Rattner's Memoir Opens Curtain on Auto Bailouts
WASHINGTON - The Obama administration vetoed attempts by General Motors to abandon its Detroit headquarters, a new book by a former top auto adviser reveals.
The revelation comes in a 320-page memoir by Steven Rattner, who was President Barack Obama's auto adviser for six months last year, and helped shepherd the $85 billion government bailout and bankruptcies of GM and Chrysler, The Detroit News reported.
"Overhaul: An Insider's Account of the Obama Administration's Emergency Rescue of the Auto Industry" also discloses Rattner secretly forced out GM Chairman Kent Kresa in June 2009, and offered GM's top job to Renault-Nissan CEO Carlos Ghosn.

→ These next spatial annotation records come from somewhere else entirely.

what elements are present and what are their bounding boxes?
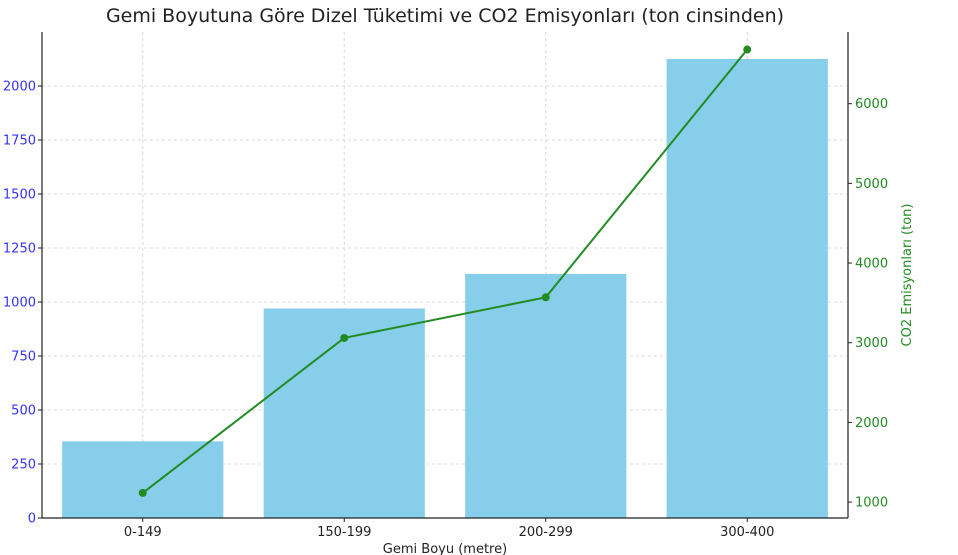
x-tick-label: 200-299 <box>519 525 573 540</box>
right-tick-label: 3000 <box>855 336 888 351</box>
right-tick-label: 1000 <box>855 496 888 511</box>
co2-point-0-149 <box>138 488 147 497</box>
bar-300-400 <box>666 59 828 518</box>
co2-point-300-400 <box>743 45 752 54</box>
axes <box>41 32 849 519</box>
co2-series-line <box>142 48 749 494</box>
bar-200-299 <box>465 273 627 518</box>
left-tick-label: 1250 <box>3 242 36 257</box>
left-tick-label: 1000 <box>3 296 36 311</box>
grid <box>42 32 848 519</box>
chart-title: Gemi Boyutuna Göre Dizel Tüketimi ve CO2… <box>106 5 784 27</box>
co2-line <box>138 45 752 497</box>
right-tick-label: 2000 <box>855 416 888 431</box>
left-tick-label: 500 <box>11 404 36 419</box>
left-tick-label: 2000 <box>3 80 36 95</box>
x-tick-label: 300-400 <box>720 525 774 540</box>
x-tick-label: 0-149 <box>124 525 162 540</box>
bars <box>62 59 828 518</box>
right-tick-label: 5000 <box>855 177 888 192</box>
co2-point-200-299 <box>541 293 550 302</box>
x-axis-label: Gemi Boyu (metre) <box>383 542 507 555</box>
left-tick-label: 750 <box>11 350 36 365</box>
left-tick-label: 1500 <box>3 188 36 203</box>
bar-0-149 <box>62 441 224 518</box>
co2-point-150-199 <box>340 333 349 342</box>
x-tick-label: 150-199 <box>317 525 371 540</box>
right-ticks: 1000 2000 3000 4000 5000 6000 <box>848 97 888 511</box>
bar-150-199 <box>263 308 425 518</box>
left-tick-label: 0 <box>28 512 36 527</box>
right-tick-label: 4000 <box>855 257 888 272</box>
right-tick-label: 6000 <box>855 97 888 112</box>
y2-axis-label: CO2 Emisyonları (ton) <box>900 204 915 347</box>
left-ticks: 0 250 500 750 1000 1250 1500 1750 2000 <box>3 80 42 527</box>
left-tick-label: 250 <box>11 458 36 473</box>
left-tick-label: 1750 <box>3 134 36 149</box>
bottom-ticks: 0-149 150-199 200-299 300-400 <box>124 518 774 540</box>
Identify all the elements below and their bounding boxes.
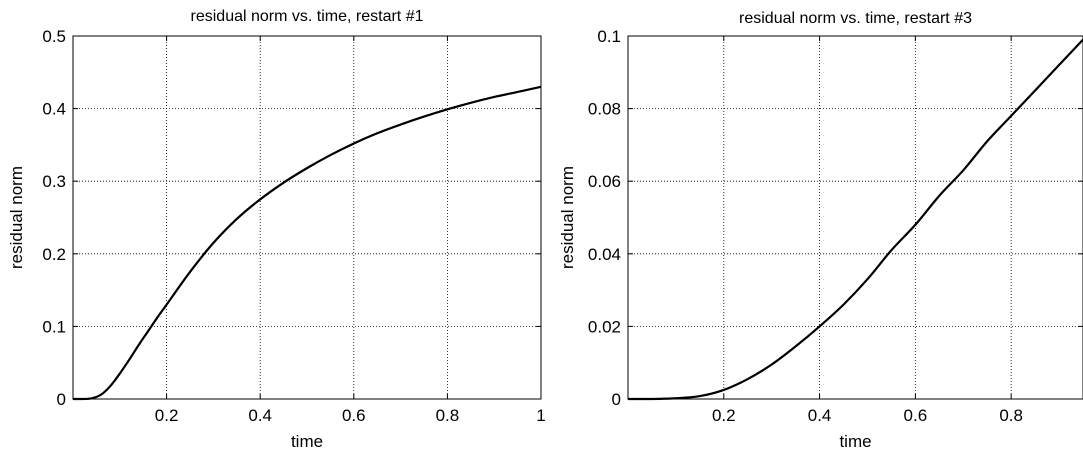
chart-panel-2: 0.2 0.4 0.6 0.8 0 0.02 0.04 0.06 0.08 0.1 residual…	[558, 10, 1083, 451]
x-axis-label: time	[291, 432, 323, 451]
x-tick-label: 0.2	[712, 406, 736, 425]
axes-frame	[72, 35, 542, 400]
y-tick-label: 0	[612, 390, 621, 409]
y-tick-label: 0.4	[42, 100, 66, 119]
chart-title: residual norm vs. time, restart #3	[739, 10, 972, 27]
y-tick-label: 0.3	[42, 172, 66, 191]
series-line-1	[627, 38, 1083, 401]
y-tick-label: 0.02	[588, 317, 621, 336]
x-tick-label: 0.2	[155, 406, 179, 425]
y-tick-label: 0.06	[588, 172, 621, 191]
y-tick-label: 0	[57, 390, 66, 409]
x-tick-label: 0.6	[904, 406, 928, 425]
x-tick-label: 1	[536, 406, 545, 425]
y-tick-label: 0.1	[42, 317, 66, 336]
chart-panel-1: 0.2 0.4 0.6 0.8 1 0 0.1 0.2 0.3 0.4 0.5 residual no…	[7, 8, 546, 451]
y-tick-label: 0.04	[588, 245, 621, 264]
x-tick-label: 0.4	[248, 406, 272, 425]
axes-frame	[627, 35, 1083, 400]
x-tick-label: 0.4	[808, 406, 832, 425]
y-tick-label: 0.5	[42, 27, 66, 46]
y-axis-label: residual norm	[558, 166, 577, 269]
x-tick-label: 0.6	[342, 406, 366, 425]
y-tick-label: 0.1	[597, 27, 621, 46]
x-tick-label: 0.8	[999, 406, 1023, 425]
y-tick-label: 0.2	[42, 245, 66, 264]
x-axis-label: time	[839, 432, 871, 451]
y-axis-label: residual norm	[7, 166, 26, 269]
series-line-1	[72, 85, 542, 401]
y-tick-label: 0.08	[588, 100, 621, 119]
chart-title: residual norm vs. time, restart #1	[191, 8, 424, 25]
x-tick-label: 0.8	[436, 406, 460, 425]
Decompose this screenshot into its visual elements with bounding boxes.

The book paints a critical portrait of Chrysler Group LLC CEO Sergio Marchionne, other top executives and many in the government.
A draft manuscript was made available to The Detroit News by publisher Houghton Mifflin ahead of its Oct. 14 publication date.
Written with the help of a veteran auto journalist, Jeffrey McCracken, and Sadiq Malik, a former auto task force staffer, Rattner's memoir offers new evidence that the Obama administration's influence on the Detroit automakers was larger than previously revealed.
In addition to the government's role in personnel matters, and in keeping GM in Detroit, the book discloses the White House initially planned for a $100 billion bailout, but the aid package GM, Chrysler and their affiliated finance companies eventually came in at $85 billion.
The administration also considered a $10 billion fund to help auto suppliers -- but cut it to $5 billion -- and weighed but discarded a plan to provide funding to help suppliers go through bankruptcies.
Before his ouster as GM's CEO, Fritz Henderson proposed moving GM headquarters from Detroit's Renaissance Center to the automaker's Tech Center in Warren, arguing it would save money, and symbolize a commitment by the company's leadership to be more hands-on managers.
Rattner praised the idea. But a White House aide, Brian Deese, who has been heavily involved in auto policy, denounced it.
"Are you out of your mind?" Rattner quoted Deese as saying. "Think what it would do to Detroit."
Henderson proposed donating the iconic headquarters on the Detroit River to the city. Detroit received $20 million in tax revenue from GM.
The White House even commissioned an outside analysis of the impact a move would have on Detroit property values, Rattner wrote. The answer: an estimated "double-digit hit on already deflated real estate prices."
Leaving the RenCen "made a lot of strategic sense," Rattner wrote. But Michigan native Gene Sperling, a U.S. Treasury Department official, was one of many who fought the idea.
"It's over for Detroit if you do this," Sperling yelled in a meeting, Rattner recalled. "Don't do this to (Detroit Mayor) Dave Bing... He's a good man trying to do a good thing."
The request was passed up the chain to White House Chief of Staff Rahm Emanuel, "and word came down that the move would be a bridge too far," Rattner wrote.
"Fortunately, this unique intervention into a specific GM matter was never leaked to the press, saving us from having to explain how it comported with our policy of letting GM and Chrysler manage their own affairs."
In a Detroit News interview earlier this year, Henderson confirmed his interest in moving GM headquarters, but White House involvement has never been publicly reported.
Neither the White House nor GM would comment on Rattner's account.
"The book is history," said GM spokesman Greg Martin. "We're a new company and we have too much work to do and no time for book reviews."